The Last Kid

06/04/2015 04:02 pm ET | Updated Jun 04, 2016

The sun rises over Compton Avenue and lights up the buildings that make up the Nickerson Gardens Housing Project. A new coat of gold paint doesn't fool anyone. I'm on my morning jog, 111th Street to Compton to Imperial to Central Avenue. The morning quiet is pierced by a police siren. I hurry home so as not to be confused with the suspects. My aunty is already outside watching four young boys not past 12 years of age being chased by the LAPD.

It's a sight way too common in my neighborhood. I know these kids and though I don't know what they've done this morning I know why they're in trouble. They've succumbed to their own greed and want -- to fit an image they've seen on television and social media. They need the latest Jordans, designer belts, jewelry, etc. The only way they can feed these desires is to rob people or sell drugs.

And run. Run like hell. Run hella fast -- and soon they are gone. A chorus of worried mothers on front doorsteps mutters words of concern. The loss of one mother's son is a loss to them all but it's much worse if it's their own. The police are gone now, chasing after those boys who are chasing after their twisted idea of who they want to be, and I'm back outside to run my second mile.

A few buildings down, I almost step on a small red toy car jutting out of the weeds. I bend and snatch it up. This is no ordinary toy car, or at least it belongs to no ordinary kid. This is Lil Don Don's toy car and Lil Don Don is the hope of my neighborhood. He is the faith of my community. Lil Don Don is the last kid left.

There are plenty of kids running around my community, but none like Don Don. He is the epitome of what a kid his age should be doing, how a ten-year-old boy should act and how he should be thinking. He's the only kid his age who hasn't seen the inside of a squad car. While other kids his age are plotting illicit schemes to get the new Jordans, Don Don is at his parents' bedroom door asking for the new video game he's had his heart set on for the past two weeks. The rest of the neighborhood kids have already been molded into tomorrow's "gangsters" and most of them seem to be in too deep to reverse the curse of hood politics.

No one notices how special Don Don is to the community. His innocence is power. His peers think he's "scared to get money," "a punk" because he doesn't want to hang out all night but would rather be in his room building sculptures out of Legos. He's a dreamer, a visionary, the hope of the future. His dreams haven't been crushed. Not yet. In his mind everything is still possible. He just hasn't done it yet.

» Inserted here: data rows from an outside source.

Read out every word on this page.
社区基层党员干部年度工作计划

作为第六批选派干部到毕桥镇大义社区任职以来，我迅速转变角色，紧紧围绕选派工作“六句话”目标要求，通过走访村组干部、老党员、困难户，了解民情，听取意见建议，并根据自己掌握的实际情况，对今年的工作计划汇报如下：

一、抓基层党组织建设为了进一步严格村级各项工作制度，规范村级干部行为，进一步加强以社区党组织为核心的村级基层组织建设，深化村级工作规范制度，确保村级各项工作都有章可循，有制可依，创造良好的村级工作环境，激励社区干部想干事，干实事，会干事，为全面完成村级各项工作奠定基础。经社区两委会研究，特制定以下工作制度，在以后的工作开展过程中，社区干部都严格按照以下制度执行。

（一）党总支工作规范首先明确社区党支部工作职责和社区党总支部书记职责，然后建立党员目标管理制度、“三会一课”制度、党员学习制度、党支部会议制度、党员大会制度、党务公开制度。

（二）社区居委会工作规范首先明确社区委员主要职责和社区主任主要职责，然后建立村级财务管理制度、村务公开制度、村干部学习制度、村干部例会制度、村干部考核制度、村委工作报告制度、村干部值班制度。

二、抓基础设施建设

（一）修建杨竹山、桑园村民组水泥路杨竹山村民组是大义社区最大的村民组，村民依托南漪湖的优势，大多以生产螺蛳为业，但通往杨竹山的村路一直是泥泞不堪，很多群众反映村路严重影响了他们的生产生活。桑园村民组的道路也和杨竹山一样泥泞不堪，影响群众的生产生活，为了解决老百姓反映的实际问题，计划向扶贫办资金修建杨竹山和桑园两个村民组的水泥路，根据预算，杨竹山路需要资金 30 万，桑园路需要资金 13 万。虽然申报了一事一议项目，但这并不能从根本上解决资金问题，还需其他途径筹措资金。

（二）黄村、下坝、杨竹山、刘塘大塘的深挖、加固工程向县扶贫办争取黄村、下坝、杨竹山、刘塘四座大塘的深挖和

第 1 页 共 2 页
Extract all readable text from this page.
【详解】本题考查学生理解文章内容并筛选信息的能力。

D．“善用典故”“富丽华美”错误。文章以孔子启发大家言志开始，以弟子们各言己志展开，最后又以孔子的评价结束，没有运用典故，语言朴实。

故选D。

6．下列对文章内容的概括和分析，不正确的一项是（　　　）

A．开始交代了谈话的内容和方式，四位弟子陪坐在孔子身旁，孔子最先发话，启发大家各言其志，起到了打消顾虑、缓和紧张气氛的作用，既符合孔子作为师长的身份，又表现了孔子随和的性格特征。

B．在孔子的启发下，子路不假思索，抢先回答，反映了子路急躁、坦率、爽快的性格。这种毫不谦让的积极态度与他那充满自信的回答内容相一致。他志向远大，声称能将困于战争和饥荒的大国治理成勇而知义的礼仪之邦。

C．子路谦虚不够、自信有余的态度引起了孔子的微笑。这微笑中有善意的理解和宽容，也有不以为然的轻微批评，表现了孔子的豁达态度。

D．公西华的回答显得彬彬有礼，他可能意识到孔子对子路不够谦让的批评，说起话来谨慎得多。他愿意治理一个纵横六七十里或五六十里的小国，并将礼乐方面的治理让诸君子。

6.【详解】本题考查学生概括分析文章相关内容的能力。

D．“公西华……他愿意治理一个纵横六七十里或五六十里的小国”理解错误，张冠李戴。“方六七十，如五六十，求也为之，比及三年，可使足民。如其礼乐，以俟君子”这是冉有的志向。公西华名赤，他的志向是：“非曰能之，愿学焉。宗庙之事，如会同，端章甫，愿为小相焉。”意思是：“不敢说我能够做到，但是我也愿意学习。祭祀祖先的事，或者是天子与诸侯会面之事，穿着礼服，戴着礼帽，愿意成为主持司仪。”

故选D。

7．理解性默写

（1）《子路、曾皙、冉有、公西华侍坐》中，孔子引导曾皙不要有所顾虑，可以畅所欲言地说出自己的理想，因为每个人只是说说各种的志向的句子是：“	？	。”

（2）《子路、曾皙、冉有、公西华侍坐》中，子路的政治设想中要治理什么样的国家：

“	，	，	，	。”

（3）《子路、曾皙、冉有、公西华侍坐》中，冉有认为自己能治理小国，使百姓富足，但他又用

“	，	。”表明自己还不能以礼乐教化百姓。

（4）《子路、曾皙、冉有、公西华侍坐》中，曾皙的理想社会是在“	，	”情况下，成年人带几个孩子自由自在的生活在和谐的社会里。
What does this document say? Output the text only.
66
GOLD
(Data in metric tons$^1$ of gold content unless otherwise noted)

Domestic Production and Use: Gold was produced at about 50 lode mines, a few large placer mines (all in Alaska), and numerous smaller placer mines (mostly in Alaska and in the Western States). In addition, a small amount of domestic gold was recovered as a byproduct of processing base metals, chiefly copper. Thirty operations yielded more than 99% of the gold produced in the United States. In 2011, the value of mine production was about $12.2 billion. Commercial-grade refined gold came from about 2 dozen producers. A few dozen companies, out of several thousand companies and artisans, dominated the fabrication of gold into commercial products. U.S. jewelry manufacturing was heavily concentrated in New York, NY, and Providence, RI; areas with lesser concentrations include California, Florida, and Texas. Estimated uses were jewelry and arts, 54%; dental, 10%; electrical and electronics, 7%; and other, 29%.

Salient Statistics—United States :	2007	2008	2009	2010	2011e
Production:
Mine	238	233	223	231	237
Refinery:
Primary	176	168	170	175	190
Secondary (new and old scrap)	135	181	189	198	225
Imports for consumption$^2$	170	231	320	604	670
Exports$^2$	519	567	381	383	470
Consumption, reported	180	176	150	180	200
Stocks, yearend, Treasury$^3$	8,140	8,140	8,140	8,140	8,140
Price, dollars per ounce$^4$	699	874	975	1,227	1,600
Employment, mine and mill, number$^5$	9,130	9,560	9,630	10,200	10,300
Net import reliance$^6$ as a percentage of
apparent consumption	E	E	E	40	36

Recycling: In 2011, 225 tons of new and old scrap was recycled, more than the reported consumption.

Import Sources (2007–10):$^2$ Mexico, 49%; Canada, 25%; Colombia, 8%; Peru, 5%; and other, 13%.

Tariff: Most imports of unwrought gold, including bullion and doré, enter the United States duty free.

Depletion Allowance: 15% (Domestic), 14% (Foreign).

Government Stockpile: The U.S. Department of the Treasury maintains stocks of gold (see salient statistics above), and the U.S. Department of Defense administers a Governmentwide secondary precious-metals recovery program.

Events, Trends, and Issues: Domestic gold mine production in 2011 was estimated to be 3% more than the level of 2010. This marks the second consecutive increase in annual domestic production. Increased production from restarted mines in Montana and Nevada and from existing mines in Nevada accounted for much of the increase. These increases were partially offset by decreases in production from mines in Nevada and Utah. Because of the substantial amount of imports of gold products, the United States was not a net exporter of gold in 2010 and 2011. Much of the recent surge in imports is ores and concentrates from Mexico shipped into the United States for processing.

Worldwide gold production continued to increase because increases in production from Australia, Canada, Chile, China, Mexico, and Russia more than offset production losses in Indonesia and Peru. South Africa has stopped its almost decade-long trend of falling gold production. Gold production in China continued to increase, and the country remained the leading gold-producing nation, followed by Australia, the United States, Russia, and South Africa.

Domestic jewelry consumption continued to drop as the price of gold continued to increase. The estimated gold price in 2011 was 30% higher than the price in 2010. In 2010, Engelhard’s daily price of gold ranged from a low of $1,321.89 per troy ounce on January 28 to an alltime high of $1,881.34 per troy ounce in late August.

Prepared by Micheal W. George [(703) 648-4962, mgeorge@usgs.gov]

Don Don looks nothing like me, but when I see him I see myself. At his age I too saw no benefit in hanging and heading in the wrong direction. I knew which way I wanted to go and it seemed as if my friends were just going in a different direction. By the age of 12, I had lost most of them to the law. We grew apart. We still see each other, but there isn't much to talk about. I stayed in school while they dropped out. I applied to college while they went to jail or managed to stay one step ahead of the police. I see the same happening to Don Don. I hope he can keep his innocence and I hope he can stay out of trouble.

I've got to hurry to school but on the way I bring Don Don his small red toy car. His friends are crowding his front door. They are urging him to come outside. I can hear what they're talking about. Seems that Don Don didn't get the money from his parents for his new video game and is considering joining his friends to get the cash he needs. I reach around them to hand Don Don his toy car and watch him find twenty dollars inside of it. The cash astonishes him and his innocence returns and he's like a kid who just checked under his pillow after the tooth fairy was there.

Immediately he lets his old friends he doesn't need to go with them anymore.

They walk off mumbling insults -- "Punk!" "Bitch!" "He scary..."

That $20 is my lunch money for the week. I'm hungry already as I run for the 120 bus to school. But I'm glad I gave it to him. I couldn't just watch them snatch the innocent soul of the last kid left.